Coupled with the “max load” number, which is found near to “max press” on the sidewall, you can know the maximum load-carrying ability of a tire. Know this: It’s air pressure that allows the tire to carry a load. At one pound per square inch (psi) of air pressure a tire can support no weight. To increase its load-carrying capacity, air pressure must be increased. (Imagine a plastic soft-drink bottle: With the top off, it’s easily crushed, but new and unopened it can support a grown man.) However, at some pressure, adding more air to the tire will not provide increased weight-carrying capacity: That’s what the “max load/max pressure” means.

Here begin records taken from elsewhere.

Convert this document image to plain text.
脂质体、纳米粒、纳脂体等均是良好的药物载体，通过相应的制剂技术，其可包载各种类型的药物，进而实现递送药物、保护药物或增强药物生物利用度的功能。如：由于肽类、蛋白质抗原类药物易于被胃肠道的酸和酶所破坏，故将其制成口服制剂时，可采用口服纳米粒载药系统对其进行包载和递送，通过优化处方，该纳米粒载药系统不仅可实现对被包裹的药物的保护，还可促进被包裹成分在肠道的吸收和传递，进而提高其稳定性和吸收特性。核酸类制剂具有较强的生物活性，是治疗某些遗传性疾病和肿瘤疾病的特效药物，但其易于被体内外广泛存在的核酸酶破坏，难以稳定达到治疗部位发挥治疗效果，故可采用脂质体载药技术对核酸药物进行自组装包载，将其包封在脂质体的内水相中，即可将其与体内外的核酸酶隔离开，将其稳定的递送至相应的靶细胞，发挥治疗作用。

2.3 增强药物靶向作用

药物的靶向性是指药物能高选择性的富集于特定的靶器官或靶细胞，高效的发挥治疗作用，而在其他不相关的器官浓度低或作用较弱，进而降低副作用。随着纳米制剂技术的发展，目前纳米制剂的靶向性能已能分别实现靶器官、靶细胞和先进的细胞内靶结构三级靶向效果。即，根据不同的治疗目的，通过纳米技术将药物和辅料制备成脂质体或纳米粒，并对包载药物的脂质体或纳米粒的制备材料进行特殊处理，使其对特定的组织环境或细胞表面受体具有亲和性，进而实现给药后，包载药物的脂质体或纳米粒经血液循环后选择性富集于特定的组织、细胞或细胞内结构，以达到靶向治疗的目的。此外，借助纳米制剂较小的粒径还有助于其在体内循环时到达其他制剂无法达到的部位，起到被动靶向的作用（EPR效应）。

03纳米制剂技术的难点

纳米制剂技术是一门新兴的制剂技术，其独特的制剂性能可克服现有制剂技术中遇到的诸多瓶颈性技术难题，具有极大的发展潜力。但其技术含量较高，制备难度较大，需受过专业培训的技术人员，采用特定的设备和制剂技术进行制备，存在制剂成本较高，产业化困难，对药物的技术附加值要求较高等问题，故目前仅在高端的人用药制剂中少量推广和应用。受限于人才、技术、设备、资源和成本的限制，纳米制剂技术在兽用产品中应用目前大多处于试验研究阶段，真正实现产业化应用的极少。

Molded into every tire sidewall is a series of codes that give valuable information to the consumer regarding that
specific tire, such as name of the tire, its size, whether it is tubeless or its tube type, the tire grade, speed rating, the maximum load, maximum inflation, important safety warnings, etc. Let’s look at a typical passenger car tire to see what those letters and number really mean:
Example: P255/60R15 102T
“P” means this is a passenger car tire (as opposed to a tire made for a truck or other vehicle). P-metric is the U.S. version of a metric tire-sizing system. LT designates the tire as a light truck (or SUV) tire.

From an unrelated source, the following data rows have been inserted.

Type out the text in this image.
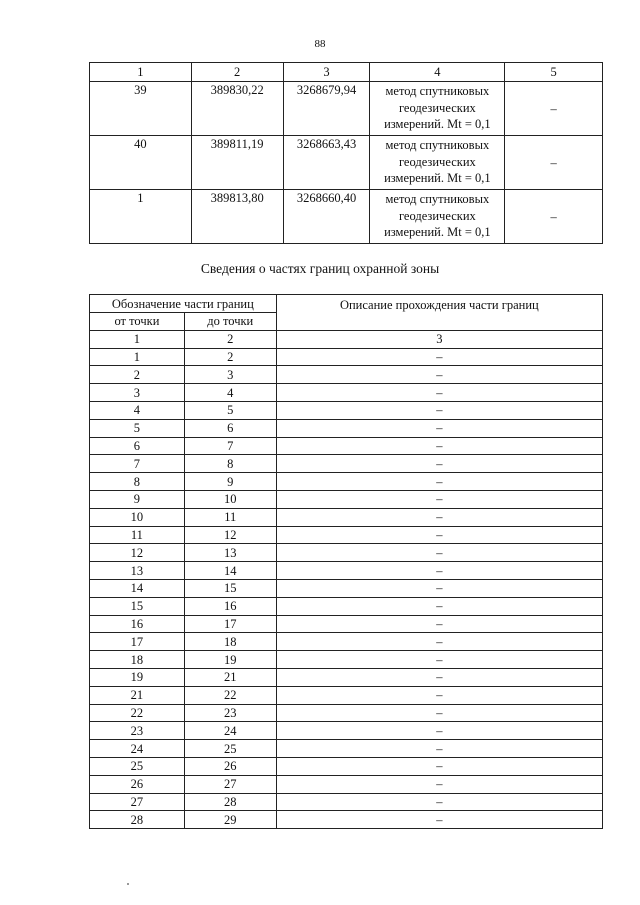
88
1	2	3	4	5
39	389830,22	3268679,94	метод спутниковых
геодезических
измерений. Mt = 0,1	–
40	389811,19	3268663,43	метод спутниковых
геодезических
измерений. Mt = 0,1	–
1	389813,80	3268660,40	метод спутниковых
геодезических
измерений. Mt = 0,1	–
Сведения о частях границ охранной зоны
Обозначение части границ		Описание прохождения части границ
от точки	до точки	
1	2	3
1	2	–
2	3	–
3	4	–
4	5	–
5	6	–
6	7	–
7	8	–
8	9	–
9	10	–
10	11	–
11	12	–
12	13	–
13	14	–
14	15	–
15	16	–
16	17	–
17	18	–
18	19	–
19	21	–
21	22	–
22	23	–
23	24	–
24	25	–
25	26	–
26	27	–
27	28	–
28	29	–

“255” Section Width: The width of the tire in millimeters from sidewall to sidewall. This measurement varies depending on the width of the rim to which the tire is fitted: larger on a wider rim, smaller on a narrow rim. The number on the side of tire indicates the width measured with the tire fitted to the tire manufacturers recommended rim width.
“60” Aspect Ratio: The ratio of height to width (this tire’s height is 60 percent of its width).
“R” Construction: How the plies are constructed in the tire carcass. “R” means radial. “B” in place of the “R” means the tire is belted bias construction. “D” in place of the “R” means diagonal bias construction. The vast majority of modern cars, SUVs, and trucks use radial tires.
“15” Rim Diameter: The diameter of the steel or aluminum wheel in inches the tire will fit.
“102” Load Index: This tire has an industry-standard maximum load of 1,874 lbs. Different numbers correspond to different maximum loads. The maximum load is shown in lbs. (pounds) and in kg (kilograms), and maximum pressure in PSI (pounds per square inch) and in kPa (kilopascals).
“T” Speed Rating: This tire has an industry-standard maximum service speed of 118 mph. Tires using an older European system carry the speed rating in the size description: 255/60HR15. Different letters correspond to different maximum service speeds.